What is the latest research for human immunodeficiency virus type 1 (hiv-1) infection?

Add answer

It is important for physicians and patients to keep up to date with current research as information is constantly evolving. The studies cited in the following sections offer insights into new insights into HIV.\n- Researchers have conducted an open-label study that has been ongoing since November 2008 to determine whether the drug efalizumab, when administered with a protease inhibitor drug, decreases the risk of developing an infection in patients with HIV-1 who have not been treated with antiretroviral therapy. The study began in late 2008 and concluded in late 2010.

Unverified Answer

Have there been any new discoveries for treating human immunodeficiency virus type 1 (hiv-1) infection?

Add answer

There are no newly discovered treatments for HIV-1 infection, but therapies continue to improve dramatically due to advances in AIDS research and treatment. There are still many unanswered questions left in HIV-1 biology and treatment response that need to be investigated. Although there are more discoveries annually than ever before, there will still be many unanswered questions the future and progress in AIDS research will offer.

Unverified Answer

Who should consider clinical trials for human immunodeficiency virus type 1 (hiv-1) infection?

Add answer

Clinical trials for hiv-1 infection are underrepresented among African-American/African-American females with a lifetime risk of HIV infection ≥20% (defined as >80% if tested) who may be eligible to participate. [Age, HIV testing] have a marked inverse relationship to enrollment in clinical trials.
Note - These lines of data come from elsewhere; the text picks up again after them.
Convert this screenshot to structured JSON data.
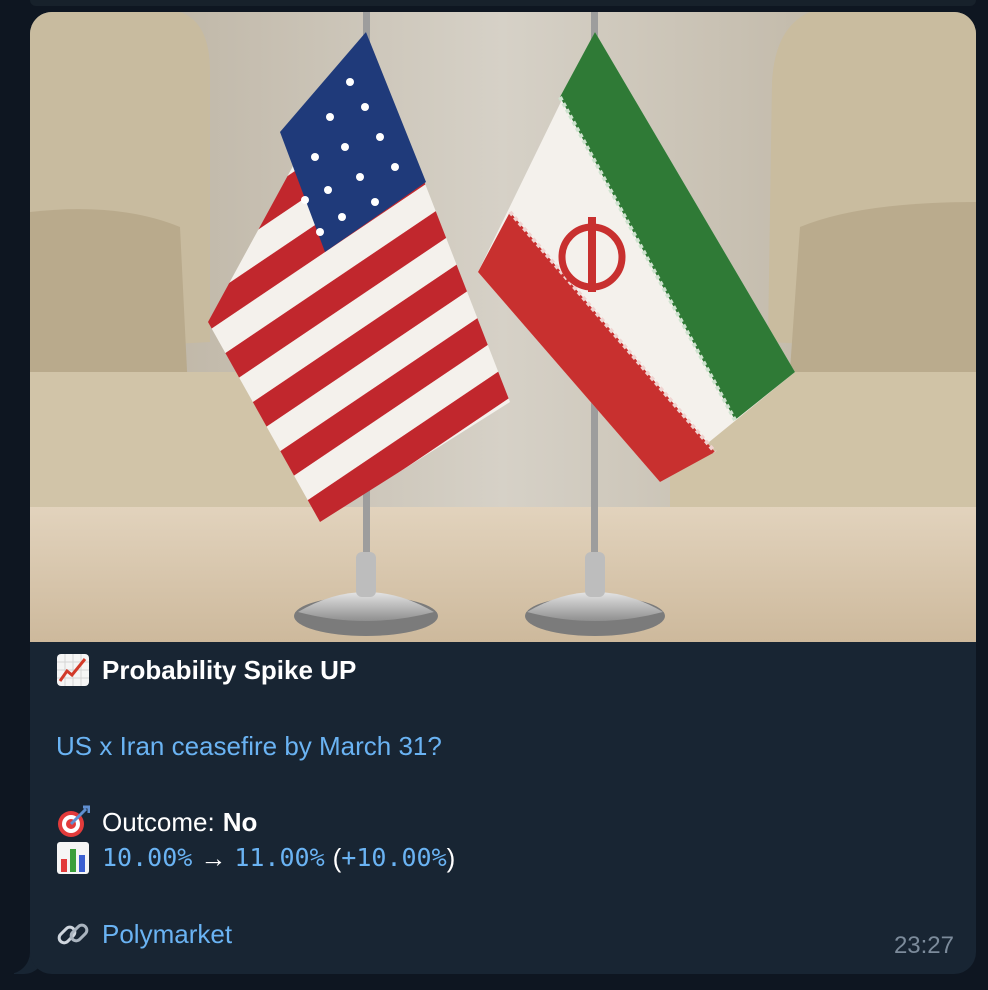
{
  "message": {
    "title": "Probability Spike UP",
    "question": "US x Iran ceasefire by March 31?",
    "outcome_label": "Outcome:",
    "outcome_value": "No",
    "prob_from": "10.00%",
    "arrow": "→",
    "prob_to": "11.00%",
    "change_open": "(",
    "change": "+10.00%",
    "change_close": ")",
    "link_text": "Polymarket",
    "time": "23:27"
  },
  "icons": {
    "title_icon": "chart-increasing-icon",
    "outcome_icon": "direct-hit-icon",
    "prob_icon": "bar-chart-icon",
    "link_icon": "link-icon"
  },
  "colors": {
    "bubble": "#182533",
    "background": "#0e1621",
    "link": "#6ab3f3",
    "time": "#7c8b9b"
  }
}
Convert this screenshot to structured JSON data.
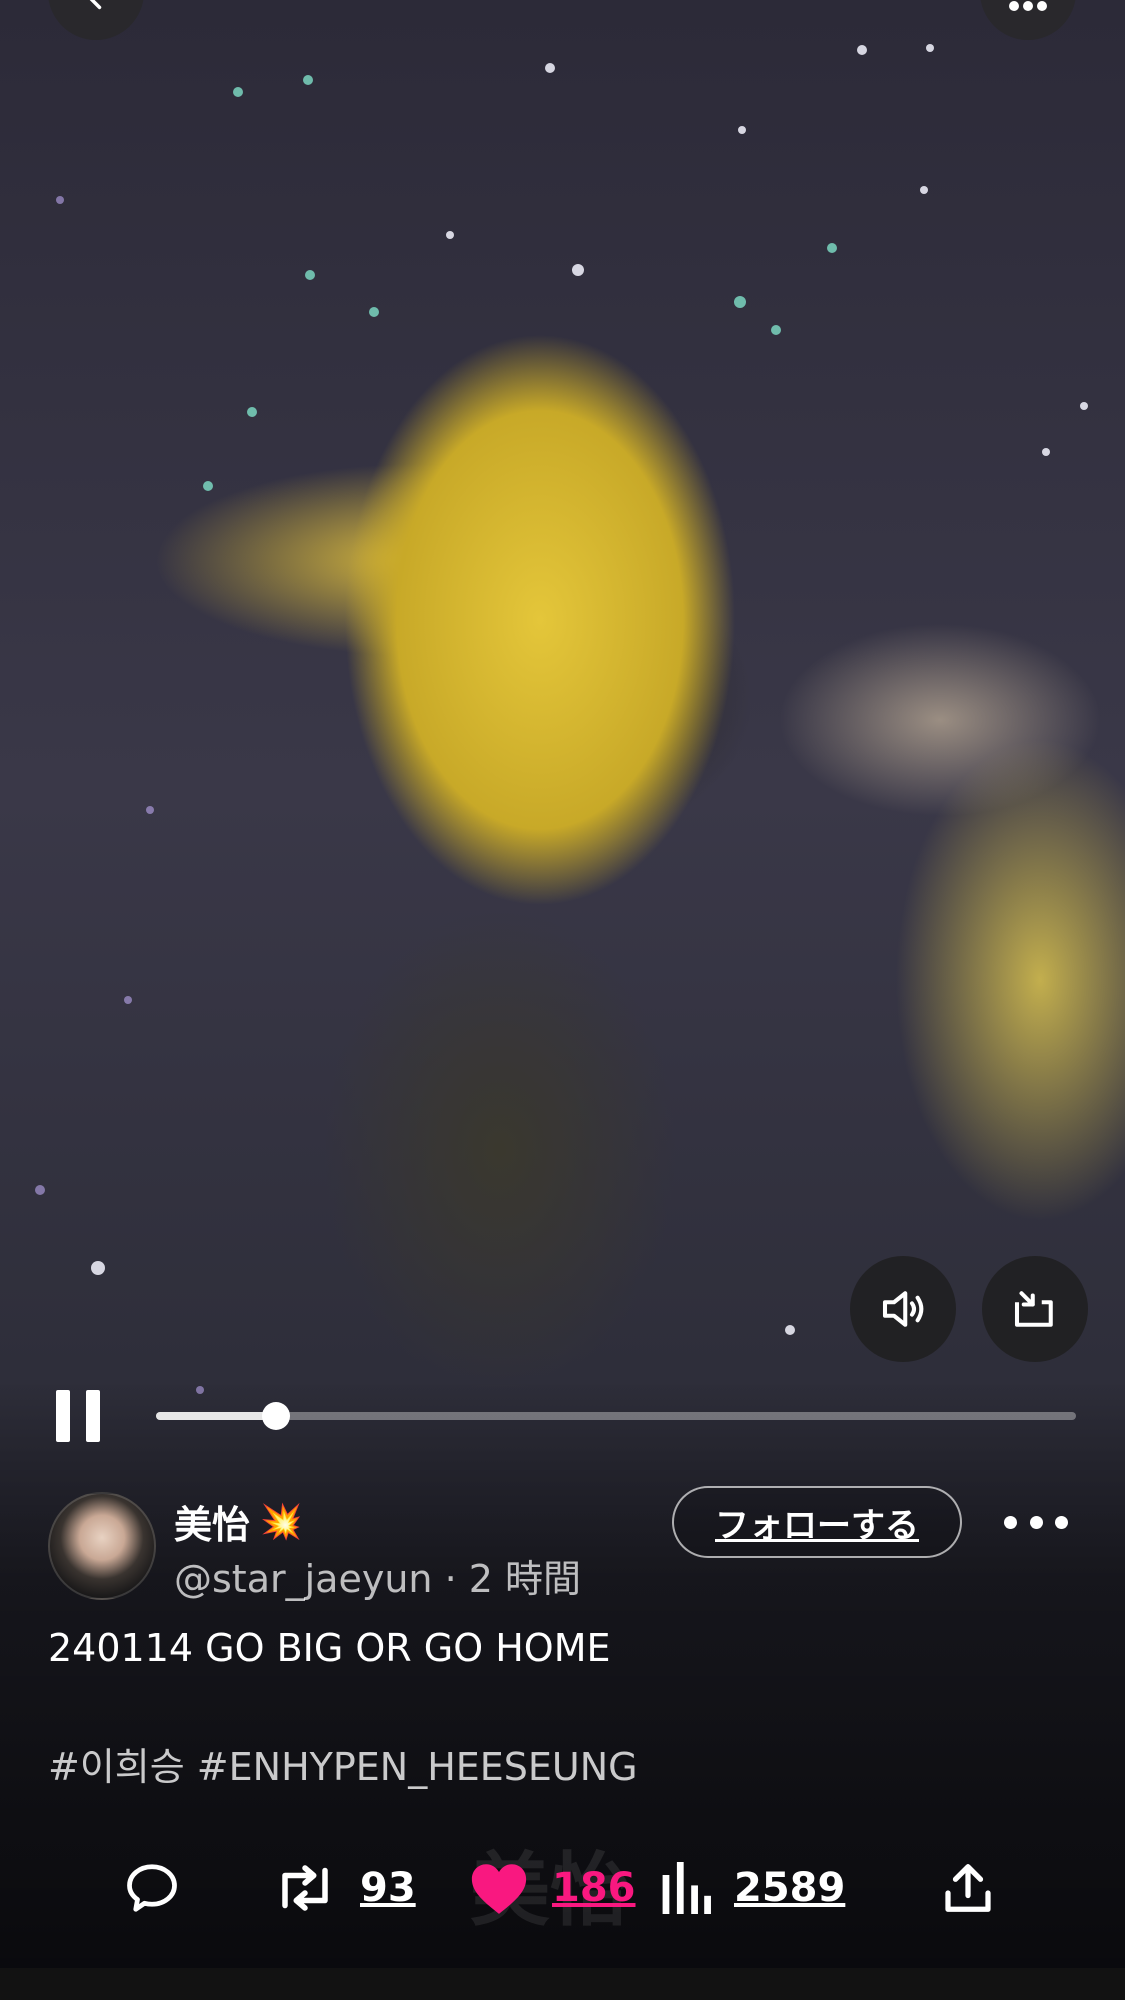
{
  "video": {
    "watermark": "美怡",
    "progress": 0.13
  },
  "controls": {
    "back_icon": "chevron-left-icon",
    "top_more_icon": "more-horizontal-icon",
    "sound_icon": "speaker-icon",
    "pip_icon": "picture-in-picture-icon",
    "pause_icon": "pause-icon"
  },
  "author": {
    "display_name": "美怡",
    "name_emoji": "💥",
    "handle_line": "@star_jaeyun · 2 時間",
    "follow_label": "フォローする"
  },
  "post": {
    "text": "240114 GO BIG OR GO HOME",
    "hashtags": "#이희승 #ENHYPEN_HEESEUNG"
  },
  "actions": {
    "reposts": "93",
    "likes": "186",
    "views": "2589"
  },
  "colors": {
    "like": "#f91880",
    "jacket": "#e4c63a"
  }
}
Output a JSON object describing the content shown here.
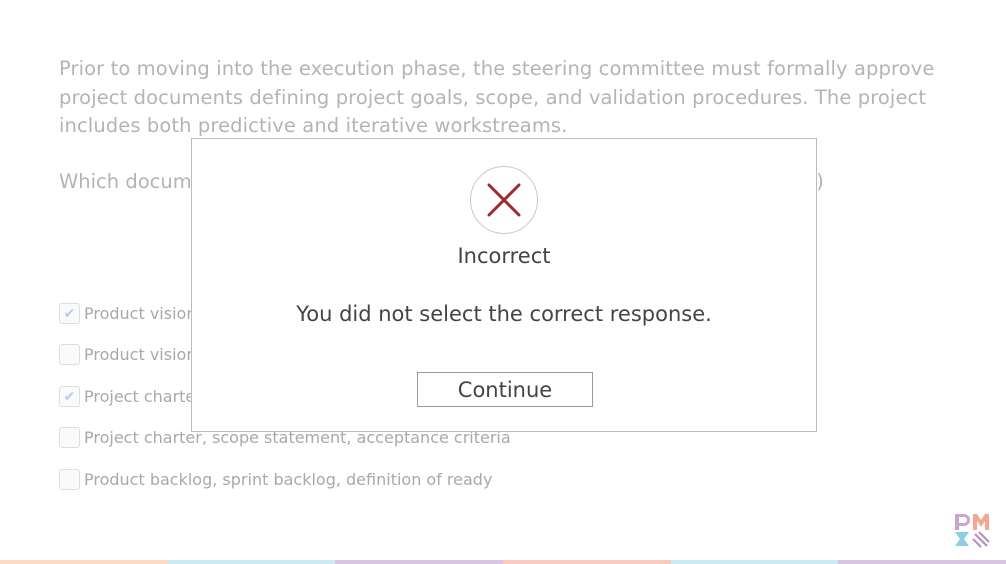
{
  "question": {
    "scenario": "Prior to moving into the execution phase, the steering committee must formally approve project documents defining project goals, scope, and validation procedures. The project includes both predictive and iterative workstreams.",
    "prompt_visible_start": "Which docum",
    "prompt_visible_end": ".)"
  },
  "options": [
    {
      "label": "Product vision",
      "checked": true
    },
    {
      "label": "Product vision",
      "checked": false
    },
    {
      "label": "Project charte",
      "checked": true
    },
    {
      "label": "Project charter, scope statement, acceptance criteria",
      "checked": false
    },
    {
      "label": "Product backlog,  sprint backlog,  definition of ready",
      "checked": false
    }
  ],
  "feedback": {
    "icon": "x-mark-icon",
    "icon_color": "#a12a2a",
    "title": "Incorrect",
    "message": "You did not select the correct response.",
    "button_label": "Continue"
  },
  "footer_colors": [
    "#fbd9c7",
    "#cde9f2",
    "#d7c5e2",
    "#f9cbc0",
    "#cde9f2",
    "#d7c5e2"
  ],
  "brand": {
    "logo": "pmi-logo"
  }
}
Therefore, targeted outreach campaigns (through health personnel and other members of the LGBT community) in high incidence areas may be essential to increase enrollment in clinical trials for hiv-1 infection.

Unverified Answer

What are the latest developments in b/f/taf (adult strength) for therapeutic use?

Add answer

There is still work to be done prior to BFTAS gaining full governmental support, but the research is currently leading the way. While the progress is evident on the development of BFTAS, the major challenge is to create an effective and safer sublingual formulation of BFTAS.

Unverified Answer

Is b/f/taf (adult strength) safe for people?

Add answer

Exposure of healthy blood donors to HIV/AIDS-associated viruses or to B,F, and T is safe. No significant risk of exposure was observed in donation profiles associated with increased HIV exposure. Results from a recent paper challenge the consensus that B-linked traits are inherently higher risk.

Unverified Answer

How does b/f/taf (adult strength) work?

Add answer

b/f/taf is a versatile tool for the study of RNA polymerase regulation by small RNAs in plant leaves. It enables the identification of tmts with differing roles in b/f-directed RNA polymerase maturation, which opens the way to dissect their function. Overall, this study suggests that a novel mode of action by plant tmts, i.e., alteration of RNA polymerase activity, may provide benefits in terms of plant fitness.

Unverified Answer
See if you qualify for this trial
Get access to this novel treatment for Human Immunodeficiency Virus Type 1 (HIV-1) Infection by sharing your contact details with the study coordinator.